NOT COMING HOME
So many marched out, so few came back.
So many walked away, so few return.
Over this Yorkshire street the sky is black
In these Yorkshire minds the memories burn
Of the lad from the farm
And the boy from the mill
And how they came to harm
On that blood-soaked hill
And the kid from the shop
And the mate from school
Flung over the top
Into that mud-filled pool.
Far from the Dales
And the Yorkshire breeze
Where a high cloud sails
Over Yorkshire trees.
The ones who came home think of them
And how they won’t come home again.
They think of those and so do I
Who wave from History’s long goodbye
The men who marched out full of hope
Now dangling from History’s rope
Who fade into History’s swirling mist
Who turned their cheek for History’s kiss.
Remember them this Armistice.
War of silent words
This Armistice weekend I always think about my dad, who died at the start of this century and who, while ever he was able, led the parade through Darfield on Armistice Sunday, his medals gleaming in the sun. He joined the Royal Navy in 1937 and served all through the Second World War, on boats tossed about in the heavy seas of history.
And I think about my grandad, his dad, who served in a Scottish machine gun regiment in the First World War and who survived despite being gassed but who, according to my dad, never talked about it, just like my dad hardly talked about his war. He certainly never wrote a poem about it.
And now, a hundred years after the end of the First World War, I start to think about how I might have written about it if I’d been involved. I marvel at the ability of writers like Wilfred Owen and Ivor Gurney to capture, albeit imperfectly, the sensation of what it would have been like to be in the hell hole of the front line.
I try to imagine myself at the age of 18, conscripted into a war they told me would be over by Christmas, with my notebook of half-written poems stuffed into my knapsack. At 18 I was, like any book-obsessed young man or woman, convinced that I was going to take the poetry world by storm and indeed I’d already had some verses published in the school magazine. Mainly because I was on the editorial committee.

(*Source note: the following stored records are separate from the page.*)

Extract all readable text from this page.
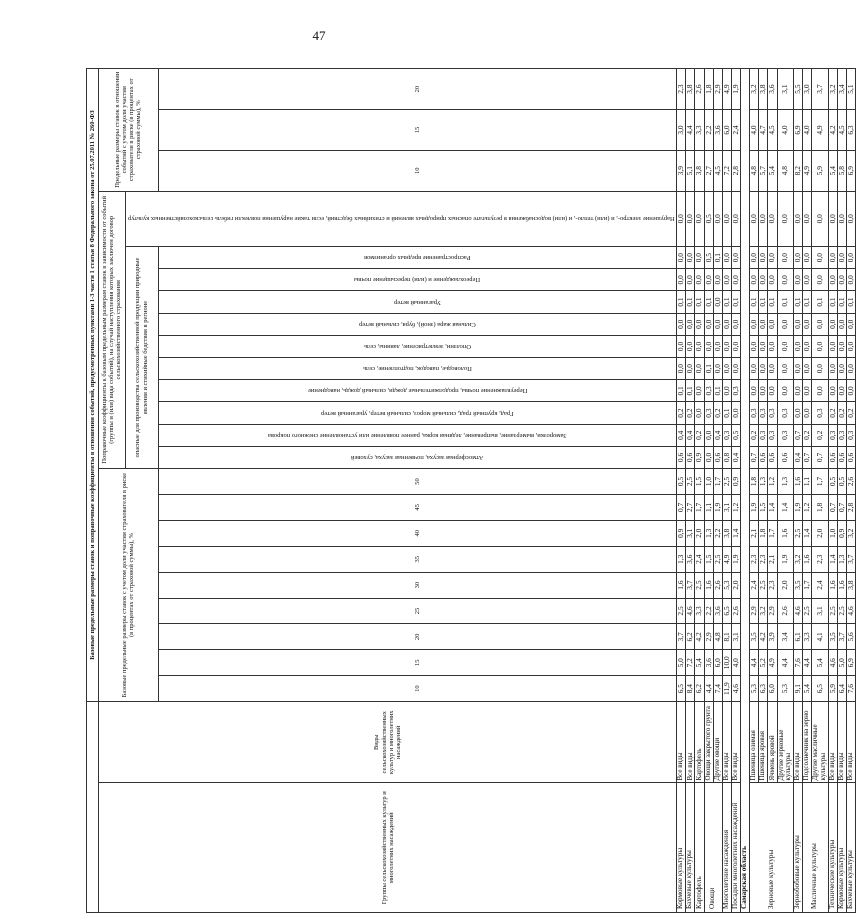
47
		Базовые предельные размеры ставок и поправочные коэффициенты в отношении событий, предусмотренных пунктами 1-3 части 1 статьи 8 Федерального закона от 25.07.2011 № 260-ФЗ																						
Группы сельскохозяйственных культур и многолетних насаждений	Виды сельскохозяйственных культур и многолетних насаждений	Базовые предельные размеры ставок с учетом доли участия страхователя в риске (в процентах от страховой суммы), %									Поправочные коэффициенты к базовым предельным размерам ставок в зависимости от событий (группы и (или) вида событий), на случай наступления которых заключен договор сельскохозяйственного страхования											Предельные размеры ставок в отношении событий с учетом доли участия страхователя в риске (в процентах от страховой суммы), %		
											опасные для производства сельскохозяйственной продукции природные явления и стихийные бедствия в регионе										Нарушение электро-, и (или) тепло-, и (или) водоснабжения в результате опасных природных явлений и стихийных бедствий, если такие нарушения повлекли гибель сельскохозяйственных культур			

		10	15	20	25	30	35	40	45	50	Атмосферная засуха, почвенная засуха, суховей	Заморозки, вымерзание, выпревание, ледяная корка, раннее появление или установление снежного покрова	Град, крупный град, сильный мороз, сильный ветер, ураганный ветер	Переувлажнение почвы, продолжительные дожди, сильный дождь, наводнение	Половодье, паводок, подтопление, сель	Оползни, землетрясение, лавины, сель	Сильная жара (зной), буря, сильный ветер	Ураганный ветер	Переохлаждение и (или) пересыщение почвы	Распространение вредных организмов		10	15	20
Кормовые культуры	Все виды	6,5	5,0	3,7	2,5	1,6	1,3	0,9	0,7	0,5	0,6	0,4	0,2	0,1	0,0	0,0	0,0	0,1	0,0	0,0	0,0	3,9	3,0	2,3
Бахчевые культуры	Все виды	8,4	7,2	6,2	4,6	3,7	3,6	3,1	2,7	2,5	0,6	0,4	0,2	0,1	0,0	0,0	0,0	0,1	0,0	0,0	0,0	5,1	4,4	3,8
Картофель	Картофель	6,2	5,4	4,2	3,3	2,5	2,4	2,0	1,7	1,5	0,9	0,2	0,0	0,0	0,0	0,0	0,0	0,1	0,0	0,0	0,0	3,8	3,3	2,6
Овощи	Овощи закрытого грунта	4,4	3,6	2,9	2,2	1,6	1,5	1,3	1,1	1,0	0,0	0,0	0,3	0,3	0,1	0,0	0,0	0,1	0,0	0,5	0,5	2,7	2,2	1,8
	Другие овощи	7,4	6,0	4,8	3,6	2,6	2,5	2,2	1,9	1,7	0,6	0,4	0,2	0,1	0,0	0,0	0,0	0,0	0,0	0,1	0,0	4,5	3,6	2,9
Многолетние насаждения	Все виды	11,9	10,0	8,1	6,5	5,3	4,9	3,8	3,1	2,5	0,8	0,3	0,1	0,0	0,0	0,0	0,0	0,1	0,0	0,0	0,0	7,2	6,0	4,9
Посадки многолетних насаждений	Все виды	4,6	4,0	3,1	2,6	2,0	1,9	1,4	1,2	0,9	0,4	0,5	0,0	0,3	0,0	0,0	0,0	0,1	0,0	0,0	0,0	2,8	2,4	1,9
Самарская область																								
Зерновые культуры	Пшеница озимая	5,3	4,4	3,5	2,9	2,4	2,3	2,1	1,9	1,8	0,7	0,2	0,3	0,0	0,0	0,0	0,0	0,1	0,0	0,0	0,0	4,8	4,0	3,2
	Пшеница яровая	6,3	5,2	4,2	3,2	2,5	2,3	1,8	1,5	1,3	0,6	0,3	0,3	0,0	0,0	0,0	0,0	0,1	0,0	0,0	0,0	5,7	4,7	3,8
	Ячмень яровой	6,0	4,9	3,9	2,9	2,3	2,1	1,7	1,4	1,2	0,6	0,3	0,3	0,0	0,0	0,0	0,0	0,1	0,0	0,0	0,0	5,4	4,5	3,6
	Другие зерновые культуры	5,3	4,4	3,4	2,6	2,0	1,9	1,6	1,4	1,3	0,6	0,3	0,3	0,0	0,0	0,0	0,0	0,1	0,0	0,0	0,0	4,8	4,0	3,1
Зернобобовые культуры	Все виды	9,1	7,6	6,1	4,6	3,5	3,2	2,5	1,9	1,6	0,4	0,7	0,0	0,0	0,0	0,0	0,0	0,1	0,0	0,0	0,0	8,2	6,9	5,5
Масличные культуры	Подсолнечник на зерно	5,4	4,4	3,3	2,5	1,7	1,6	1,4	1,2	1,1	0,7	0,2	0,0	0,0	0,0	0,0	0,0	0,1	0,0	0,0	0,0	4,9	4,0	3,0
	Другие масличные культуры	6,5	5,4	4,1	3,1	2,4	2,3	2,0	1,8	1,7	0,7	0,2	0,3	0,0	0,0	0,0	0,0	0,1	0,0	0,0	0,0	5,9	4,9	3,7
Технические культуры	Все виды	5,9	4,6	3,5	2,5	1,6	1,4	1,0	0,7	0,5	0,6	0,3	0,2	0,0	0,0	0,0	0,0	0,1	0,0	0,0	0,0	5,4	4,2	3,2
Кормовые культуры	Все виды	6,4	5,0	3,7	2,5	1,6	1,3	0,9	0,7	0,5	0,6	0,3	0,2	0,0	0,0	0,0	0,0	0,1	0,0	0,0	0,0	5,8	4,5	3,4
Бахчевые культуры	Все виды	7,6	6,9	5,6	4,6	3,8	3,7	3,2	2,8	2,6	0,6	0,3	0,2	0,0	0,0	0,0	0,0	0,1	0,0	0,0	0,0	6,9	6,3	5,1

Young poets like me often take time to rub against the world and, as they say, “find their voice”. You drift around the world meeting people and talking to them and going to new places and reading books and standing up in whatever public forums are available to make stumbling efforts to read your poems aloud, whilst simultaneously wiping the sweat from your brow. In other words, if you’re lucky, you can have a long apprenticeship towards becoming a poet.
This wasn’t available to those hopeful bards who stumbled into the mud of the First World War; they drifted up and down the trenches meeting people by shooting at them or ducking their bullets. The new places they went to were ruins or field hospitals with walls made of pain and screaming. And if those young poets stood up to read their drafts aloud it may not have been sweat they were wiping from their brow.
I think the poet in me might have been silenced by the experience of being on the Western Front. And I guess that many other notebooks would have remained blank.
So, alongside the First World War poets that we all think about on this momentous Armistice, let’s spare a thought for the people full of promise who never wrote a thing, who were silenced by the guns and the fear. The poets who never were, the poets who could have been, and let’s remember them by writing poetry ourselves.